The most significant new factor in the Israeli-Palestinian conflict is the enormous decline in the status of the PA after Fatah lost Gaza to Hamas. It is an axiom among all the mainstream Israeli parties that the State no longer has an interest in direct occupation. Yet the facts on the ground keep Israel from handing the reins to Abbas.
Theoretically, the daily rocket attacks from Gaza might stop if Israel were to reconquer the Strip. Yet such a step could hurtle the region into a tailspin, undermine what remains of Abbas's rule in the West Bank, and force Israel to reconquer the cities there too. The notorious Civil Administration would then return, and Israel would have full, direct responsibility for the feeding, education and employment of 4 million Palestinians. Added to the 1.4 million Arabs living as citizens within its borders, the number of Arabs under Israel's rule would then almost equal the number of Jews (5.7 million).
The nominal PA rule over the cities of the West Bank, along with the Hamas domination of Gaza, enables Israel to maintain an indirect occupation while avoiding responsibility. But if Israel were to retake Gaza and then (following a PA collapse) the West Bank, that would bring on the Zionist nightmare.

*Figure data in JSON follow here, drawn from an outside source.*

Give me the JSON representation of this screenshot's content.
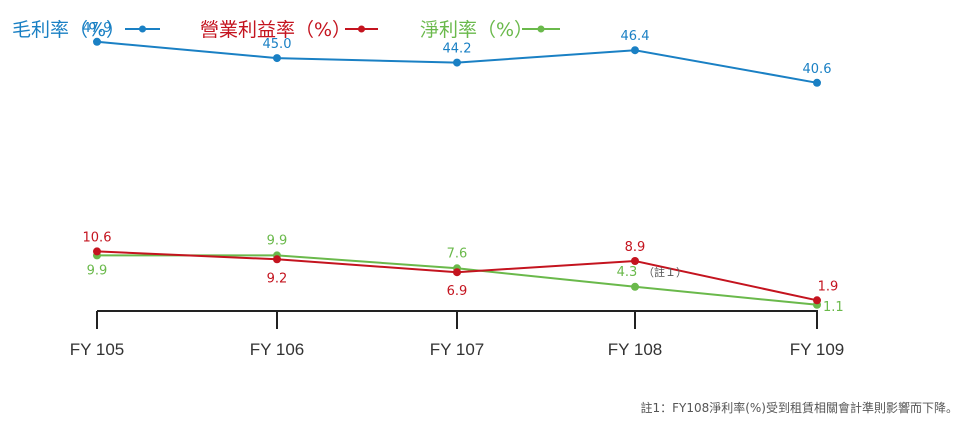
{
  "chart_data": {
    "type": "line",
    "title": "",
    "xlabel": "",
    "ylabel": "",
    "categories": [
      "FY 105",
      "FY 106",
      "FY 107",
      "FY 108",
      "FY 109"
    ],
    "ylim": [
      0,
      50
    ],
    "grid": false,
    "legend_position": "top-left",
    "series": [
      {
        "name": "毛利率（%）",
        "color": "#1a80c4",
        "values": [
          47.9,
          45.0,
          44.2,
          46.4,
          40.6
        ],
        "labels": [
          "47.9",
          "45.0",
          "44.2",
          "46.4",
          "40.6"
        ]
      },
      {
        "name": "營業利益率（%）",
        "color": "#c4141f",
        "values": [
          10.6,
          9.2,
          6.9,
          8.9,
          1.9
        ],
        "labels": [
          "10.6",
          "9.2",
          "6.9",
          "8.9",
          "1.9"
        ]
      },
      {
        "name": "淨利率（%）",
        "color": "#6ab94b",
        "values": [
          9.9,
          9.9,
          7.6,
          4.3,
          1.1
        ],
        "labels": [
          "9.9",
          "9.9",
          "7.6",
          "4.3",
          "1.1"
        ]
      }
    ],
    "annotations": [
      {
        "series": 2,
        "index": 3,
        "text": "（註１）"
      }
    ],
    "footnote": "註1：FY108淨利率(%)受到租賃相關會計準則影響而下降。"
  }
}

We may regard Annapolis, then, as a desperate attempt to strengthen Abbas, prevent the PA's collapse and save the Jewish State. At the subsequent Paris Conference, the developed nations pledged $7.5 billion toward the building of Palestine. The West has recognized that this latest effort may be the last chance for a two-state solution.
What exactly is the nature of the Jewish state that is thus endangered? It has become clear in recent years that Israel's drive to separate the two peoples is not meant as penance for its crimes of forty years. The desire for separation results rather from the evaporation of the Zionist ethos. This ethos once embraced all Jewish citizens of the state, but it has shriveled to embrace the successful alone. From a nation for all its Jews, Israel has become a nation for all its rich. The classes that have lost strength in recent years, such as workers who could not make the transition to high-tech, or those displaced by foreign labor, or single mothers, have become a burden on the state (that is, on the rich), just as the Palestinians in Gaza and the West Bank are a burden. Israel seeks a model for separating from the Palestinians, while it employs a neoliberal model to separate from its own poor. Recently, for instance, the Olmert government faced the longest and most militant teachers' strike in the country's history. (See article, p. 10.)

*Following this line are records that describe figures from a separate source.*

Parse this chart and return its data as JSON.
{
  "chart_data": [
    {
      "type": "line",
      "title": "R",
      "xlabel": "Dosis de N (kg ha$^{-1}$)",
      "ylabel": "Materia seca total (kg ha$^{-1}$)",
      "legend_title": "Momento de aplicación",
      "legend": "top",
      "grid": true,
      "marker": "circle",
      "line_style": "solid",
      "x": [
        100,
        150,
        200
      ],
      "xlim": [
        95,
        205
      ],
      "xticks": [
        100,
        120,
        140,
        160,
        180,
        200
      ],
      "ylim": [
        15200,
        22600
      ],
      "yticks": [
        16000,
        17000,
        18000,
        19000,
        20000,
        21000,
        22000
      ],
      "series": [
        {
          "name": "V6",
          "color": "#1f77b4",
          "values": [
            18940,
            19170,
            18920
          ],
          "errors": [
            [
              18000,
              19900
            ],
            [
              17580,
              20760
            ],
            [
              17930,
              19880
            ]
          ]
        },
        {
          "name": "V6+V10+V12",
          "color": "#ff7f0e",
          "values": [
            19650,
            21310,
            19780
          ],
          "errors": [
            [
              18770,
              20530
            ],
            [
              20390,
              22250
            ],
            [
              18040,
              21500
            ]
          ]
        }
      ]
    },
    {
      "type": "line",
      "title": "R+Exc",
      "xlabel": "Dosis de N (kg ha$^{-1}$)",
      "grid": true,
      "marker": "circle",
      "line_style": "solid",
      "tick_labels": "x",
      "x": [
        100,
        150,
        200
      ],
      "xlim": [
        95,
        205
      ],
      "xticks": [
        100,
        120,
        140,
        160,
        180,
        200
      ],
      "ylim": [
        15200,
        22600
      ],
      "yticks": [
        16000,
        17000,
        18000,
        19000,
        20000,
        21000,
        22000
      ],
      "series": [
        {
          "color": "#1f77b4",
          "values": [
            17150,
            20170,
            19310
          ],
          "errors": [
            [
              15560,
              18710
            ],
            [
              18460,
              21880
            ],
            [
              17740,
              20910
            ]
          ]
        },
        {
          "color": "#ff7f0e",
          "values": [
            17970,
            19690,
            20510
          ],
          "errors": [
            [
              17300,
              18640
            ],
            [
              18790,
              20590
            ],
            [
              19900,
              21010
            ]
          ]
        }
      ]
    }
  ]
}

Criticism of the government is concentrated on two levels. The first is political, focusing on its inability to bring the peace that alone can secure the continuation of the Jewish State. The second level is that of class conflict. The same Jewish State, which once symbolized job security and a homeland for most of its citizens, is breaking up before their eyes. It has detached itself from the workers and the poor. In a nation that lacks both physical and economic security, we cannot expect solidarity.
On the analysis given here, Israel is damned if it does and damned if it doesn't. Perhaps it still has time to save the two-state solution—and itself—by doing what it should have done long ago: through bilateral agreement, it should have dismantled the settlements and withdrawn to the lines of 1967. But the likelihood of such a conversion is now near zero, because a new element has entered the picture: Hamas, which might do in the West Bank what it has done in Gaza.
Israel is also damned, on the other hand, if it does not withdraw to the lines of 1967, for it will then have to face the ever stronger forces pushing for a single democratic state. The time has come for hard decisions: either help build an independent Palestine or face a one-state solution.